Let $f : \mathbb{R}^n \to [0, \infty]$ be a D313: Measurable function with respect to $M$.
Then \begin{equation} \int_{\mathbb{R}^n} f(-x) \, d \mu(x) = \int_{\mathbb{R}^n} f(x) \, d \mu(x) \end{equation}
Proofs
Proof 0
Let $M = (\mathbb{R}^n, \mathcal{L}, \mu)$ be a D1744: Lebesgue measure space.
Let $f : \mathbb{R}^n \to [0, \infty]$ be a D313: Measurable function with respect to $M$.

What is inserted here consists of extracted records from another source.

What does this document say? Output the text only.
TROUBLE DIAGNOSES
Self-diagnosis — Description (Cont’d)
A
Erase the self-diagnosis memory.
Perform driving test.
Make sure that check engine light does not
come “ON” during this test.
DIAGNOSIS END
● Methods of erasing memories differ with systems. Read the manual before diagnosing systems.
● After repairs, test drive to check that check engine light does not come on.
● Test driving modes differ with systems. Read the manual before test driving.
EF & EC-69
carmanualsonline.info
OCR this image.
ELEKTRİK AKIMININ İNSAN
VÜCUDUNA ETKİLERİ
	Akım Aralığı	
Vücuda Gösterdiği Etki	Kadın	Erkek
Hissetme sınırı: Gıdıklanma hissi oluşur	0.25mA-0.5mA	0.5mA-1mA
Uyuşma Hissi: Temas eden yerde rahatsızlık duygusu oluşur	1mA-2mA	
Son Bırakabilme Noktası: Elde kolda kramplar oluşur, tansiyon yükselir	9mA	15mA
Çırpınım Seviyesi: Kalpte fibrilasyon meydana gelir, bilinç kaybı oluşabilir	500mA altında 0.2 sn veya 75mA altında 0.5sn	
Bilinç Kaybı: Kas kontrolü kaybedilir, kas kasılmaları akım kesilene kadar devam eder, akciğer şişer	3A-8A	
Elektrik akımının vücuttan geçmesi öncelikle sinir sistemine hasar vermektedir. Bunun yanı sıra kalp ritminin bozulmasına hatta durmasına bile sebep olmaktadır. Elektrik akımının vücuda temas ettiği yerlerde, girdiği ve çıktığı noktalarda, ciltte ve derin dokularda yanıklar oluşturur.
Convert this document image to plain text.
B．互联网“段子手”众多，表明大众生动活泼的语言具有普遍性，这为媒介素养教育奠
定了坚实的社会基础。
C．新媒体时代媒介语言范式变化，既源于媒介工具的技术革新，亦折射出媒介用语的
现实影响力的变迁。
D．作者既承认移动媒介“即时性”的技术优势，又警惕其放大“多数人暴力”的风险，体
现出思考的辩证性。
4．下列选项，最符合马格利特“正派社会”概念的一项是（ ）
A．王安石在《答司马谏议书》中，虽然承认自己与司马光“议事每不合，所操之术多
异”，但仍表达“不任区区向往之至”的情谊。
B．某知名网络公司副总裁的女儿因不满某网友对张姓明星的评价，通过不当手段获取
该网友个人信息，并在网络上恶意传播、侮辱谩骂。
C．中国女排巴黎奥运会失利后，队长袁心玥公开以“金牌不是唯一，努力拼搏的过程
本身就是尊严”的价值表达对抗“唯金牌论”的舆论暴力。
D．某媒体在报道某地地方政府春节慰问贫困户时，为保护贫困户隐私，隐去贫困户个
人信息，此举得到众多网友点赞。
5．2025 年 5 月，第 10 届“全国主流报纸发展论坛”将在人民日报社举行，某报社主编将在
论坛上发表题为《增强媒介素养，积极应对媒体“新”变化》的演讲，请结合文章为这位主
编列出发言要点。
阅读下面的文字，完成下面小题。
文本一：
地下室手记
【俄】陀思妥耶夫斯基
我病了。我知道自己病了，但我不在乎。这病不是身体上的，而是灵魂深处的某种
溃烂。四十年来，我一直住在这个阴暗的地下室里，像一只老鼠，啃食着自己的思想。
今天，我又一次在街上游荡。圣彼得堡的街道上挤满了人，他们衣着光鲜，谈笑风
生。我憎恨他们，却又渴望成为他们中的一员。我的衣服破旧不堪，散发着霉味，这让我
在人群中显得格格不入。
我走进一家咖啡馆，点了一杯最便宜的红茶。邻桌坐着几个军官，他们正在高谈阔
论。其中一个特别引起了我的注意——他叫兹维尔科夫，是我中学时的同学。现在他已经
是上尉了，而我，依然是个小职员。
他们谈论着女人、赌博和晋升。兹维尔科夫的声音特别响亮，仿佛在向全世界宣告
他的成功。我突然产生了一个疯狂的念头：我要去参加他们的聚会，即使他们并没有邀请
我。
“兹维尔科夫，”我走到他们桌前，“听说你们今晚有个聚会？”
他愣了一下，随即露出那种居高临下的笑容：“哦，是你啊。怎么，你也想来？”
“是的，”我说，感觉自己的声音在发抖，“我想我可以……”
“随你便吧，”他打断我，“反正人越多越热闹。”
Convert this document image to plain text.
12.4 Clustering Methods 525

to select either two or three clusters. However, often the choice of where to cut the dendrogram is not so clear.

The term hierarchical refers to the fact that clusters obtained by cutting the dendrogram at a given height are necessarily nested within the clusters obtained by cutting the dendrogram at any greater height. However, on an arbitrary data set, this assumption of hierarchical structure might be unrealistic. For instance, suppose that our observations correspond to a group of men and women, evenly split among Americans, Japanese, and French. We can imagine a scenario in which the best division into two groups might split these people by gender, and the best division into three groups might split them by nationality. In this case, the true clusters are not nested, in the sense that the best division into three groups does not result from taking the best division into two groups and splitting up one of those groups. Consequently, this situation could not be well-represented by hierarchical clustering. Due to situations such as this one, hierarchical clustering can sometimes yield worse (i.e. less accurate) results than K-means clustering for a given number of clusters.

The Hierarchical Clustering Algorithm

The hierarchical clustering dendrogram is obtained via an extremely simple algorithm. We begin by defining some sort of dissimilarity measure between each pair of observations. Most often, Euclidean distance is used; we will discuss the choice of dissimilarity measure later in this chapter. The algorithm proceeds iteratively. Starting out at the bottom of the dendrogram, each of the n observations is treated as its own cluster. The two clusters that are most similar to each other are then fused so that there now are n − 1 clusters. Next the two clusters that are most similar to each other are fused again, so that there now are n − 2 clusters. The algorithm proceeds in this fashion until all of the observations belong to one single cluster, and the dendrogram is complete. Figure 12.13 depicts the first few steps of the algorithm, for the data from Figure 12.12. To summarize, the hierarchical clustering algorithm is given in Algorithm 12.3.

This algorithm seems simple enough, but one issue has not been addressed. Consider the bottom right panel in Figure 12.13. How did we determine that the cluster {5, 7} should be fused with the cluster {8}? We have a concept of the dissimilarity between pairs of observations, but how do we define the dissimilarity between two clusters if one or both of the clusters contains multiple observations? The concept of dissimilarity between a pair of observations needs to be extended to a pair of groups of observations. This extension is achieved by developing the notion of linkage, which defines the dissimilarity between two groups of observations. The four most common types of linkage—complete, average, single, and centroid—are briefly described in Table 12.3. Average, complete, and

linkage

Let $E \in \mathcal{L}$ and let $\mathbb{I}_E$ be the indicator function for $E$ in $\mathbb{R}^n$. Results
(i) R2445: Indicator function of reflected set
(ii) R1242: Unsigned basic integral is compatible with measure
(iii) R1165: Reflection invariance of Lebesgue measure

imply \begin{equation} \begin{split} \int_{\mathbb{R}^n} \mathbb{I}_E(-x) \, d \mu(x) & = \int_{\mathbb{R}^n} \mathbb{I}_{- E}(x) \, d \mu(x) \\ & = \mu(-E) = \mu(E) = \int_{\mathbb{R}^n} \mathbb{I}_{E}(x) \, d \mu(x) \\ \end{split} \end{equation} This establishes the claim for measurable indicator functions $\mathbb{R}^n \to \{ 0, 1 \}$. The claim for unsigned functions $\mathbb{R}^n \to [0, \infty]$ then follows by applying the principles in [[[x,125]]]. $\square$